Domestic violence and sexual assault: The child watches his mother being beaten and/or raped.
Substance abuse: As a teen, the child discovers that alcohol/drugs and sex numb the pain of the abuse.
Mental illness: As an adult, he turns anger on himself as depression, or has flashbacks (often misdiagnosed as psychosis). He is prescribed toxic drugs that solidify the addiction cycle.

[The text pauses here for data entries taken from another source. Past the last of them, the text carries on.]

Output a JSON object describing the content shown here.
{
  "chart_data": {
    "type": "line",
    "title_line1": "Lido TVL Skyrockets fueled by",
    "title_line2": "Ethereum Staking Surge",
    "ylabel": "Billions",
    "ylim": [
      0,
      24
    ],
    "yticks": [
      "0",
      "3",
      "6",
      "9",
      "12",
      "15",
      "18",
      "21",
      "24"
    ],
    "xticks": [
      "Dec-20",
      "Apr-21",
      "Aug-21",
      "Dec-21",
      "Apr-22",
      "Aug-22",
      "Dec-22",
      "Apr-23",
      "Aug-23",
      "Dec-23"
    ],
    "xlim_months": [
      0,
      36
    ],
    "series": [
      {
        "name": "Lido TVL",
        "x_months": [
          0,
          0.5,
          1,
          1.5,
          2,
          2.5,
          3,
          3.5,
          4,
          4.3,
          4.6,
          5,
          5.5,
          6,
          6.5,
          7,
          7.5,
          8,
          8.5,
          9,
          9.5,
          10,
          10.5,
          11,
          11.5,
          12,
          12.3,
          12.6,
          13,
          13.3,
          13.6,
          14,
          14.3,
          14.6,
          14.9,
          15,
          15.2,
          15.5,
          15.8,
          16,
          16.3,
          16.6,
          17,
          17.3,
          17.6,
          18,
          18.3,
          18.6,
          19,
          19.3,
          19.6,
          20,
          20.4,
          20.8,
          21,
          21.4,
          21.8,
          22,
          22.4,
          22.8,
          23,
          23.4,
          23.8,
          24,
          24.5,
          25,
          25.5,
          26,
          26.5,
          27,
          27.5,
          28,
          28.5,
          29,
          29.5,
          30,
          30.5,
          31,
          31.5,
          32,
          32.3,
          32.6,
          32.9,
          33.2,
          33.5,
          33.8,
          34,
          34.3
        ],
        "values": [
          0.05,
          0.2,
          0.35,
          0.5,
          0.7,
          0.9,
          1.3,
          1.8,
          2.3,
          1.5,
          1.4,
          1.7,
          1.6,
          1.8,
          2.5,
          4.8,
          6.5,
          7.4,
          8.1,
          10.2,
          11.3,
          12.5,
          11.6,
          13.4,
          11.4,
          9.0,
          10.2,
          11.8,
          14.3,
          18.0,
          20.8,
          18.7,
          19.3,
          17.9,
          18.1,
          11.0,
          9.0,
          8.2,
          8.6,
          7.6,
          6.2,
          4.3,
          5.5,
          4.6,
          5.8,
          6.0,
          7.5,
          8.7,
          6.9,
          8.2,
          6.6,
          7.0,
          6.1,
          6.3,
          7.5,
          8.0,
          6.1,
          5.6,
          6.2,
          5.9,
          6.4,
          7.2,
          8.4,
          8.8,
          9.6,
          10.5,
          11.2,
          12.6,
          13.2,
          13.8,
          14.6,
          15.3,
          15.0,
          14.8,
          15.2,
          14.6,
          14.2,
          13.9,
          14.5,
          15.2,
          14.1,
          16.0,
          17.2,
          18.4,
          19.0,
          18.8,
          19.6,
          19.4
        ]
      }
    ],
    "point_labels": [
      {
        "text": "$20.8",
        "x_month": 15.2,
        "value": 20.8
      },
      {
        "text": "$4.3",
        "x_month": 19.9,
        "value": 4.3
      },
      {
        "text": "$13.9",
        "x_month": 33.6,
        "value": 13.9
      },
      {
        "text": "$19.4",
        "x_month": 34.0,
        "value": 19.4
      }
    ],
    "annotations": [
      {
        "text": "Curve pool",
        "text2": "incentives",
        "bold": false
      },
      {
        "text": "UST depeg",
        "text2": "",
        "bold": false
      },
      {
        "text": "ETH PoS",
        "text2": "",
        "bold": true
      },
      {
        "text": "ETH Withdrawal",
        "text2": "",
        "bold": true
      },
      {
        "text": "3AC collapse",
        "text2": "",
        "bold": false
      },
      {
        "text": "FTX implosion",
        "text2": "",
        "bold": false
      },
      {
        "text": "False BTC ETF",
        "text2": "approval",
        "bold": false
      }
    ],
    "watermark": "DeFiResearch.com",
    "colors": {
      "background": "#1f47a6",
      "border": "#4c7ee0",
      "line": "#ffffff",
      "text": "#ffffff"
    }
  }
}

San Diego Kaiser Permanente and the Centers for Disease Control and Prevention have researched this circular phenomenon in nearly 17,000 adults (see http://
www.acestudy.org). They found that the more categories of adverse experiences a child endures, the more problems he or she is likely to have in adulthood.
Adverse experiences include recurring physical or emotional abuse, one instance of sexual abuse, loss of a parent and living in a household where someone is mentally ill, a substance abuser or incarcerated.
The research showed the link between child abuse and adult problems such as depression, hallucinations, substance abuse, smoking, promiscuity, job instability, heart disease, lung disease and cancer — the major causes of disease, death and despair.
Most child abuse is hidden, yet there are 3 mllion reports of child abuse every year. One million are substantiated. Thus, in the past decade, at least 10 million children were abused.
Karl Menninger, M.D., predicts the outcome: “What is done to children, they will do to society.” It is no surprise that our society is increasingly violent and abusive, which leads to the next generation of abused children.
Why, then, is child abuse not the most urgent topic of conversation? It is an epidemic that maims and kills, like smallpox or polio. Do we feel helpless and leave the solution to child welfare services? Quite frankly, that is not good enough. So what can you do?
* Attend the 17th annual Child Sexual Abuse Awareness Conference from 9:30 a.m. to 5 p.m. Saturday at the Davis Senior Center, 646 A St. Sponsored by the Incest Survivors Speakers’ Bureau and the California Protective Parents Association, this conference features Colin Ross, M.D., a well-known trauma expert who has authored more than 20 books. It is free to the public.
* Ask the Rotary Club of Davis and other groups to convene a series of town hall meetings to brainstorm how neighbors can best help neighbors in trouble.
* Parents can decide to stop drinking or drugging. Parenting under the influence is just as potentially deadly as driving under the influence. At the very least, it is confusing and frightening for children.
* Ask Assemblywoman Mariko Yamada, D-Davis, and state Sen. Lois Wolk, D-Davis, to co-sponsor a bill to eliminate hitting children. We don’t hit other adults. We should not hit children. If someone tells you they have a God-given right to do so, just ask if Jesus would ever hit a child. That would be unthinkable.
This sunny, flower-filled, Easter-basket-and-colored-egg-hunting month of April is Sexual Assault Awareness Month. The lovely month of April is also National Child Abuse Prevention Month. Although the juxtaposition of the beauty of springtime and the heart-stopping gravity of the problem is hard to reconcile, we need to act despite our discomfort.
— Connie Valentine is a Davis resident and longtime advocate for child abuse prevention.